Luisa grinned. ‘What were you going to do, slice them to death?’
‘It was all I had time to grab.’ And then she noticed Luisa’s outfit. ‘What on earth are you wearing?’
‘A tent.’
‘Because?’
‘Sewing Bee transformation challenge, turning an old canvas into a wearable garment.’ Luisa did a spin. ‘Like it?’
‘You call that wearable?’
Luisa shrugged. ‘It’s practical, it keeps the paint off.’
‘Is anyone going to help me?’ Sofia was balancing on top of a wooden chair.
‘Sorry!’ Elena headed over to the window, shaking off the sight of her youngest sister wearing an orange two-man tent. ‘Please tell me the pigeon isn’t the emergency.’
Luisa looked disgruntled. ‘Of course it is! I mean, look at the state of my studio. Bird shit everywhere.’
Elena flashed Luisa a loaded look. ‘You called me home from work to deal with a pigeon?’ It was hard to comprehend that Luisa was twenty-five years old, she looked and acted much younger.
But Elena figured that was the curse of being poorly.
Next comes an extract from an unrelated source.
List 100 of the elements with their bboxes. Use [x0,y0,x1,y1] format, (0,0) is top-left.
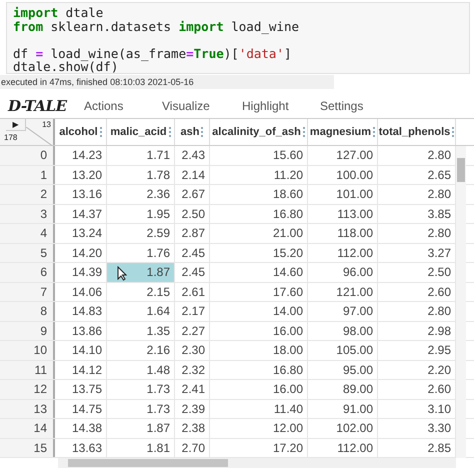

How could anyone grow up when they constantly needed looking after?
Luisa folded her arms. ‘Sofia isn’t faring so well. She needed help.’
‘I assume you sent Sofia the same urgent message?’
‘She certainly did.’ Sofia wobbled on the chair. ‘And when I’m done catching this blessed pigeon, we’ll be having a discussion about the meaning of the word urgent.’ She sounded uncharacteristically flustered. ‘This is not my idea of urgent.’
Elena glared at Luisa before kicking off her trainers. ‘Mine either.’
‘What should I have done then? Let the little bastard fly around shitting on everything until you came home tonight? Ruining Mum’s brocade curtains? Gifted to her by her ancestors on their deathbed?’